As the anchor of The Big Fight (NDTV), Chandra has interviewed King Abdullah of Saudi Arabia in 2006, Bill Gates in 2012, Shimon Peres, and Rupert Murdoch. He also interviewed Tim Cook, the CEO of Apple Inc. in May 2016, during the latter's visit to India. In 2018, he interviewed former U.S. Vice-President Al Gore during the World Economic Forum in Davos.

Chandra has been active in public interest media campaigns in India. He has worked on several "Greenathons," which is a media campaign to expand the electrical system to rural areas and finance solar lanterns to bring light to homes. He has also been active in the "Save our Tigers" campaign to stop poaching.

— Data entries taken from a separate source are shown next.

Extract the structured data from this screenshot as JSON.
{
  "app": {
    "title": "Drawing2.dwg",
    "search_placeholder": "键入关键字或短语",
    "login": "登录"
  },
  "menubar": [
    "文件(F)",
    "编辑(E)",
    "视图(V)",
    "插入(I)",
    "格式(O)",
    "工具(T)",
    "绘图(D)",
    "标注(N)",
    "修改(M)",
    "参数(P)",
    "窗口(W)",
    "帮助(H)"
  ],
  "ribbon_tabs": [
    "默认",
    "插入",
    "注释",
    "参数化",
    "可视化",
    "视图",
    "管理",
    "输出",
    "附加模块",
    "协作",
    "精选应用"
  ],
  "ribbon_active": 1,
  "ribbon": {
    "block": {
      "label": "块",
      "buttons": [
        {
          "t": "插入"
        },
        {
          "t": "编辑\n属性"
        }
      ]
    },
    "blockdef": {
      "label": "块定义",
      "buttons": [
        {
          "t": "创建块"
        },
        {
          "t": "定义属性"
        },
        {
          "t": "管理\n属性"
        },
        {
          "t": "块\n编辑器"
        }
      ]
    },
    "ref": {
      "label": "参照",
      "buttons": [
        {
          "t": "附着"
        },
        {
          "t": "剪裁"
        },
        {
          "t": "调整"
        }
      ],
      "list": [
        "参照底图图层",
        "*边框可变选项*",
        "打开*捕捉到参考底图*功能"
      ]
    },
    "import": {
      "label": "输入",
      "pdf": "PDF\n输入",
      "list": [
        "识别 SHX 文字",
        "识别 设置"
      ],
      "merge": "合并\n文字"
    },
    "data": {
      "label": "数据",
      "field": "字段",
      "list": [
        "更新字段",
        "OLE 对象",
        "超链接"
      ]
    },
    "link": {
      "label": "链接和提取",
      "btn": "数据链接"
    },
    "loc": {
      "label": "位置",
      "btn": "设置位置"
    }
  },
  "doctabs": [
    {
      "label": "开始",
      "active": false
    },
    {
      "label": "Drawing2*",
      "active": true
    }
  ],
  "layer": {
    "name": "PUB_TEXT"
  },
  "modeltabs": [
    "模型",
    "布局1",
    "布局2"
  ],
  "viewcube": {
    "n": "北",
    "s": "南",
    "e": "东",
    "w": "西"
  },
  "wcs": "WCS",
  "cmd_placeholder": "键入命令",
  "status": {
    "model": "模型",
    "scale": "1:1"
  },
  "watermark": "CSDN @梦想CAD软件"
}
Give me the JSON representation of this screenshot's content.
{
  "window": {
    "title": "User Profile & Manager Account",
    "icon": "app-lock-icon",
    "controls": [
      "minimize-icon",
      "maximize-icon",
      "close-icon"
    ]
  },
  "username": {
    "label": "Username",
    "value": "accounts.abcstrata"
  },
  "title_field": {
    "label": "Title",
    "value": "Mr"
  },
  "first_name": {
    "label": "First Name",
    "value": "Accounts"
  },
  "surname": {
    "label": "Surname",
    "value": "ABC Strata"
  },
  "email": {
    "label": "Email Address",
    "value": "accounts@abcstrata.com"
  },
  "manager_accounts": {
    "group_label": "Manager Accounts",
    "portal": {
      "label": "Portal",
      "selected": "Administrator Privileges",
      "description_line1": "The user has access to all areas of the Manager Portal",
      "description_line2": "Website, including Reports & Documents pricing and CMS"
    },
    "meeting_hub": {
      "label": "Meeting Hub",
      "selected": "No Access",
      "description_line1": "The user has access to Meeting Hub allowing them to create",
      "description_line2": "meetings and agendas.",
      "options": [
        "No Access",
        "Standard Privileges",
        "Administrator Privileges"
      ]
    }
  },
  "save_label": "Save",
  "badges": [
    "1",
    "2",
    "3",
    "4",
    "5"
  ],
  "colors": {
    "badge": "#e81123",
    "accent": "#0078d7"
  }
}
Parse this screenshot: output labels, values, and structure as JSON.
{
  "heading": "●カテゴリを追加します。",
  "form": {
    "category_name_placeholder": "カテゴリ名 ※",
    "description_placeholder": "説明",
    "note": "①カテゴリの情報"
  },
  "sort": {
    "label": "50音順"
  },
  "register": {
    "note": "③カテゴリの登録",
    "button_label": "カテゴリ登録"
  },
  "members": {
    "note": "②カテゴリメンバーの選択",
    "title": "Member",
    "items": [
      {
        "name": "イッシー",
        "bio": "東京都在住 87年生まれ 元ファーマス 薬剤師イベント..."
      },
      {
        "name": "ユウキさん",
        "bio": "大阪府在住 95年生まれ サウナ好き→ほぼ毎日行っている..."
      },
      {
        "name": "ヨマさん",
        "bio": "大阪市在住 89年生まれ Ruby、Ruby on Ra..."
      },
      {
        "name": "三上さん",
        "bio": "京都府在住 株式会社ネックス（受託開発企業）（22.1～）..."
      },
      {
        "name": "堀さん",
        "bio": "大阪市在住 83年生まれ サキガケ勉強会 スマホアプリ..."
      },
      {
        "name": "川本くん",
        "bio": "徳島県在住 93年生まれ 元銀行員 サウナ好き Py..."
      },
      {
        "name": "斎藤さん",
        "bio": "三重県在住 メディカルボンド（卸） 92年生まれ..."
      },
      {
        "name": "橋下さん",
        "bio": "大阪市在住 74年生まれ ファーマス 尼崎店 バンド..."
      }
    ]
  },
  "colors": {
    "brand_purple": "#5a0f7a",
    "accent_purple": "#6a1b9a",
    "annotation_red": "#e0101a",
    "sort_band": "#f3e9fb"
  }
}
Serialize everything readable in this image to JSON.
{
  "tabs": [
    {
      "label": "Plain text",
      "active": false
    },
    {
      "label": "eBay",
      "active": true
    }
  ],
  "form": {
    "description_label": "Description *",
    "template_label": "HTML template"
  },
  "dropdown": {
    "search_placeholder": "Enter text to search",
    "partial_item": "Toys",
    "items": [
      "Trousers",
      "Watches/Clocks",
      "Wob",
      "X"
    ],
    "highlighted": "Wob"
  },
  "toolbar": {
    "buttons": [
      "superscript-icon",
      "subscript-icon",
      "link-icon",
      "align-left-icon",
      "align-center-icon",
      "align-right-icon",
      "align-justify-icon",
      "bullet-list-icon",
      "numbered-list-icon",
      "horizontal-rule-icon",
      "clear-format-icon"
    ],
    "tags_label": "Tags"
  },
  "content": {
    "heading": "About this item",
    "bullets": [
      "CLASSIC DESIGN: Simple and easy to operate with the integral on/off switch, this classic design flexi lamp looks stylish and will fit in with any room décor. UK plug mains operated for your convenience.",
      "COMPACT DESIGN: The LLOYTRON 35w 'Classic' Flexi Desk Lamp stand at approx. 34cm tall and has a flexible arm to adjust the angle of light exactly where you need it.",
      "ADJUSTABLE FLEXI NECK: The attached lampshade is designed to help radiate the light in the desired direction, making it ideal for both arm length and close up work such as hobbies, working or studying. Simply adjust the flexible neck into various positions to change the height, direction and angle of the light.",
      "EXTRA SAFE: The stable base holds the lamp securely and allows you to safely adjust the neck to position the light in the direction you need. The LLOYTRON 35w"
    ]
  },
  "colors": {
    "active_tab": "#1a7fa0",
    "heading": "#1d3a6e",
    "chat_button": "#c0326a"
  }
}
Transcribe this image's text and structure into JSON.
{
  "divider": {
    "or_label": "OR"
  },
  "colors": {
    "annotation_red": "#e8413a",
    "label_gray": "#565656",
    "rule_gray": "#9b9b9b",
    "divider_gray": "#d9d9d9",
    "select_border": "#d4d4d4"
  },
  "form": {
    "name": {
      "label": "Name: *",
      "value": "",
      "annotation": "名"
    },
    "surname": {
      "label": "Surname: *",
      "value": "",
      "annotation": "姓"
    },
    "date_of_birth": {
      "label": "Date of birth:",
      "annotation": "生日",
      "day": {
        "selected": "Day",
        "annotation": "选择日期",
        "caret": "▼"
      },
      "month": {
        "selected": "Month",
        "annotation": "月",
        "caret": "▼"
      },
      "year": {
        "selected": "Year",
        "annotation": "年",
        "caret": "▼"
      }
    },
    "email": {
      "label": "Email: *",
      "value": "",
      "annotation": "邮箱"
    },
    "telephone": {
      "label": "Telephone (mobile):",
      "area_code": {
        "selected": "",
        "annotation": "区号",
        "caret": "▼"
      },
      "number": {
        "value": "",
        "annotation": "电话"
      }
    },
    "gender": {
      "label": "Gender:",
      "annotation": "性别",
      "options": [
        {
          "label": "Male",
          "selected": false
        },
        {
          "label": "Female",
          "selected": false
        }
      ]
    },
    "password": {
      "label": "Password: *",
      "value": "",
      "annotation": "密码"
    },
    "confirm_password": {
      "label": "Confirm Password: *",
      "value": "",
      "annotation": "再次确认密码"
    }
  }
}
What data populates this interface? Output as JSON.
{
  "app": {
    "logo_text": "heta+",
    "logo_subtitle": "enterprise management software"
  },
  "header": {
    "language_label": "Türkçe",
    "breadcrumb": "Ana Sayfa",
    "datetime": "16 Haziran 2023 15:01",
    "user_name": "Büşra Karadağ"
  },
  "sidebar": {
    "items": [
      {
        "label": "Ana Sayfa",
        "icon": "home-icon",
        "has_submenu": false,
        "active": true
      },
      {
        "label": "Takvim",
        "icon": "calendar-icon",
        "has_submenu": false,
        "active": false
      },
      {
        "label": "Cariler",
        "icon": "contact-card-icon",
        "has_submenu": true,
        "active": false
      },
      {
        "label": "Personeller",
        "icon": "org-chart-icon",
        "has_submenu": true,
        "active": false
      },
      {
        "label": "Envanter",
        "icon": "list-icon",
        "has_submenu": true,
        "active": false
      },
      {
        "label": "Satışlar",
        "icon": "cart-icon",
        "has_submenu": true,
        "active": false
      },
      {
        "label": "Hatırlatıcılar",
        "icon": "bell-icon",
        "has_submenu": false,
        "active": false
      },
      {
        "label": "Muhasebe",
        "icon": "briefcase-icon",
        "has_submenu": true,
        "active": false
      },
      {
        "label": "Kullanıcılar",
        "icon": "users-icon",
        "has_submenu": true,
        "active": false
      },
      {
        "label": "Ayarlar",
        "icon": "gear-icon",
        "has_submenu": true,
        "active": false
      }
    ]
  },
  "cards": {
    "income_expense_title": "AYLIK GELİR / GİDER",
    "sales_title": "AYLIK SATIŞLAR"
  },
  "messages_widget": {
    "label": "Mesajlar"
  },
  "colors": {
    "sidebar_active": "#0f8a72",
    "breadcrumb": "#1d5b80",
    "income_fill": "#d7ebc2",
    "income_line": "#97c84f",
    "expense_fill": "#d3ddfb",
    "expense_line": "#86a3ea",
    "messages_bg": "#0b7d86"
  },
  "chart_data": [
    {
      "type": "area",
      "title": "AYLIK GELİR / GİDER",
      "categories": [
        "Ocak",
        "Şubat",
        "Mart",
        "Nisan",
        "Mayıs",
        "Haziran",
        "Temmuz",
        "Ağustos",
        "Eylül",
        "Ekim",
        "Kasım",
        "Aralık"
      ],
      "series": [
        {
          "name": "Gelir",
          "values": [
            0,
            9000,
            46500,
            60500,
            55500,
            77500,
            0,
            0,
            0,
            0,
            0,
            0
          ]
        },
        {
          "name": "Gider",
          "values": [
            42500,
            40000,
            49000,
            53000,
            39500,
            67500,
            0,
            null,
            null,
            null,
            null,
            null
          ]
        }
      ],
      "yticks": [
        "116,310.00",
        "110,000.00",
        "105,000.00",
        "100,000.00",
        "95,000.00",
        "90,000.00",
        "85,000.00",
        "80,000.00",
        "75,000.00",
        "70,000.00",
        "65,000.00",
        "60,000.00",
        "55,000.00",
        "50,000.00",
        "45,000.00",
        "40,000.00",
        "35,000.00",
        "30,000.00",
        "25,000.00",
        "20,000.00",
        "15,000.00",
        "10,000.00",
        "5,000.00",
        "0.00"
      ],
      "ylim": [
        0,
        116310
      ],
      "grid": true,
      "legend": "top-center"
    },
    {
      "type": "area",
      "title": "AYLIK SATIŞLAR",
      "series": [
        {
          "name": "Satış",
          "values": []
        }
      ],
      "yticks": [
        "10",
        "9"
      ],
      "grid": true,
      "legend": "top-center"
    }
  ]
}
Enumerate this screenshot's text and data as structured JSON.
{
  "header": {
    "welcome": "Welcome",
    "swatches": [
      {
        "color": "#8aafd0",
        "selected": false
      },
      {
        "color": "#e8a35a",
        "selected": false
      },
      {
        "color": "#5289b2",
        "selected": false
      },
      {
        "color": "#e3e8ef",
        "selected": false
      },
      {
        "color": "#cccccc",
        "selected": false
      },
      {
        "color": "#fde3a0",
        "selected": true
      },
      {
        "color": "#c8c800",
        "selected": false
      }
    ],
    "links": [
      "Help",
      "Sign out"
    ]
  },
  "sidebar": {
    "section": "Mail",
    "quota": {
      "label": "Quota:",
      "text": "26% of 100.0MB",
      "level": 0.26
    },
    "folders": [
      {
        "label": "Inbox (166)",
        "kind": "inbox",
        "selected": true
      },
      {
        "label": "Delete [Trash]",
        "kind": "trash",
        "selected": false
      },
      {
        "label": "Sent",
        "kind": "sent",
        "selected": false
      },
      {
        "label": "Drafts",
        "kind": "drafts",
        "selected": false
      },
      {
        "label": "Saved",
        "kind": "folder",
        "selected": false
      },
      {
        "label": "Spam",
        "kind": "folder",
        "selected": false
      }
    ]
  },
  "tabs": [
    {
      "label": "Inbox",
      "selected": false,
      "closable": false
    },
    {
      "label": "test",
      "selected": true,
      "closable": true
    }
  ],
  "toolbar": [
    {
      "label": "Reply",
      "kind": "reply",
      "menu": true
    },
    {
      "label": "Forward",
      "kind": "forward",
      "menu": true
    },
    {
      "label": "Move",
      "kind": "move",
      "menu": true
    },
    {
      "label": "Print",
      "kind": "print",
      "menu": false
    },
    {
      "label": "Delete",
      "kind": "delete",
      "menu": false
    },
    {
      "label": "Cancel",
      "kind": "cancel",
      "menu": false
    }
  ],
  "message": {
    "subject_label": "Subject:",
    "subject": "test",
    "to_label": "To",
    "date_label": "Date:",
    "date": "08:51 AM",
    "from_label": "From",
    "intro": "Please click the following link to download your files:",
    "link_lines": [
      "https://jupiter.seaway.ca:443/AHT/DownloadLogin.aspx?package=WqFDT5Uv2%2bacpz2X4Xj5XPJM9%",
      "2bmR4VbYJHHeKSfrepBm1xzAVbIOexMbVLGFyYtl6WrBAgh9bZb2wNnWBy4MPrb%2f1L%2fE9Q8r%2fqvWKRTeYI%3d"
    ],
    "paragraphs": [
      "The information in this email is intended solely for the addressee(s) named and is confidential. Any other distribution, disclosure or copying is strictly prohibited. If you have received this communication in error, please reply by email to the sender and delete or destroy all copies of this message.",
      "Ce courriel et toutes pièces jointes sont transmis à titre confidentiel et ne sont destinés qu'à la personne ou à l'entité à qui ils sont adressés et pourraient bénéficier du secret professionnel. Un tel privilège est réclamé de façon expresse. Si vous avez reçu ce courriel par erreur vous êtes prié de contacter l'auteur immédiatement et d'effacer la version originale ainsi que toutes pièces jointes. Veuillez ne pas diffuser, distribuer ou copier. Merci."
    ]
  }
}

He is also very popular among scholars for his significant contribution to various social and political themes.

==Awards==
In 2007, Chandra received the designation "Global Leader for Tomorrow" from the World Economic Forum in Davos when he was selected as a "Young Global Leader." He has twice won the Hero Honda Indian Television Academy Award for Best Anchor for a Talk Show for The Big Fight in 2005 and 2008 and the Teacher's Achievement Award for Communication, amongst other coveted recognitions.